At the start of this post I suggested that 0.2 °C should be a more likely upper limit for the standard deviation, based on the measurement accuracy of the daily mean temperatures, and the number of daily readings that combine to form the monthly mean temperature. This will be heavily dependent on the accuracy of the mean daily temperature, though.
If the daily mean temperature measurements have an error or uncertainty of 1 °C, then combining 30 of them into a monthly mean will decrease the error or uncertainty for the monthly mean by a factor of √30. However, then comparing the monthly means of two different stations will increase the error in the temperature difference by √2, so overall, the error in the difference in monthly temperatures should be a factor of √15 less than the error in a single mean daily temperature. This is approximately what we see.
3) The long term trend of the temperature difference
Of the three test results, this is probably the most surprising. While one might expect adjacent stations to experience a relative offset in their local temperatures, or differences due to statistical fluctuations over time, generally one would expect their temperature trends to follow each other. Yet the data shown above suggests otherwise.
Overall, the various station pairs exhibited a wide range of trends for their difference in monthly temperatures over time, as illustrated in the figures above. The mean trend seen for the first five pairs of stations (ignoring sign) is approximately 0.15 °C per century. This seems much higher than I would intuitively expect, but is it?
The difference in the trends is likely to be related to the uncertainty in the trends for the anomalies of each station dataset. These depend to the standard deviation of the residuals and inversely with the length of the dataset. For any best fit or trend line the error in the gradient can by estimated by dividing the standard deviation of the residuals by the standard deviation of the x-values multiplied by the square root of the number of x-values.

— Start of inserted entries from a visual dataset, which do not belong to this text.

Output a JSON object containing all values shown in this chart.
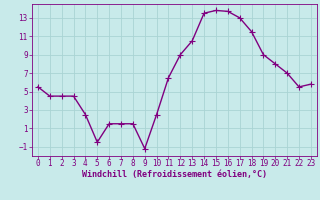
{
  "hours": [
    0,
    1,
    2,
    3,
    4,
    5,
    6,
    7,
    8,
    9,
    10,
    11,
    12,
    13,
    14,
    15,
    16,
    17,
    18,
    19,
    20,
    21,
    22,
    23
  ],
  "values": [
    5.5,
    4.5,
    4.5,
    4.5,
    2.5,
    -0.5,
    1.5,
    1.5,
    1.5,
    -1.2,
    2.5,
    6.5,
    9.0,
    10.5,
    13.5,
    13.8,
    13.7,
    13.0,
    11.5,
    9.0,
    8.0,
    7.0,
    5.5,
    5.8
  ],
  "line_color": "#800080",
  "marker_color": "#800080",
  "bg_color": "#c8eaea",
  "grid_color": "#aad4d4",
  "xlabel": "Windchill (Refroidissement éolien,°C)",
  "xlim": [
    -0.5,
    23.5
  ],
  "ylim": [
    -2.0,
    14.5
  ],
  "yticks": [
    -1,
    1,
    3,
    5,
    7,
    9,
    11,
    13
  ],
  "xticks": [
    0,
    1,
    2,
    3,
    4,
    5,
    6,
    7,
    8,
    9,
    10,
    11,
    12,
    13,
    14,
    15,
    16,
    17,
    18,
    19,
    20,
    21,
    22,
    23
  ],
  "tick_color": "#800080",
  "label_color": "#800080",
  "tick_labelsize": 5.5,
  "xlabel_fontsize": 6.0,
  "line_width": 1.0,
  "marker_size": 2.5
}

In this case the residual is effectively the difference in monthly mean temperatures between stations, and the x-values are the time axis in the graphs above. The standard deviation of the x-values is roughly 12 years and there are roughly 400 points, while the standard deviation of the residuals is effectively 0.24 °C. This suggests that the trend seen in the temperature difference data is likely to be in the range ±0.001 °C per year, or ±0.1 °C per century. Again this is roughly what we see, although the actual trends in the graphs shown above are about double this value, so maybe there is some additional (but relatively small) influence here due to differences in the local environment for the two stations over time.
Conclusions
The analysis above indicates that even weather stations that are located close together can yield significantly different results from each other for their temperature trends, mean temperatures and temperature distributions over time, just through the presence of known measurement errors. These differences between nearby stations are much greater than I expected to see before I performed this analysis, but are generally consistent with the measurement data and known sources of error. What it does indicate, though, is that even the best data is not that accurate, reproducible or reliable. Given the lack of long term temperature data for many parts of the world, this raises questions over the accuracy of any climate analysis that relies on this imperfect data.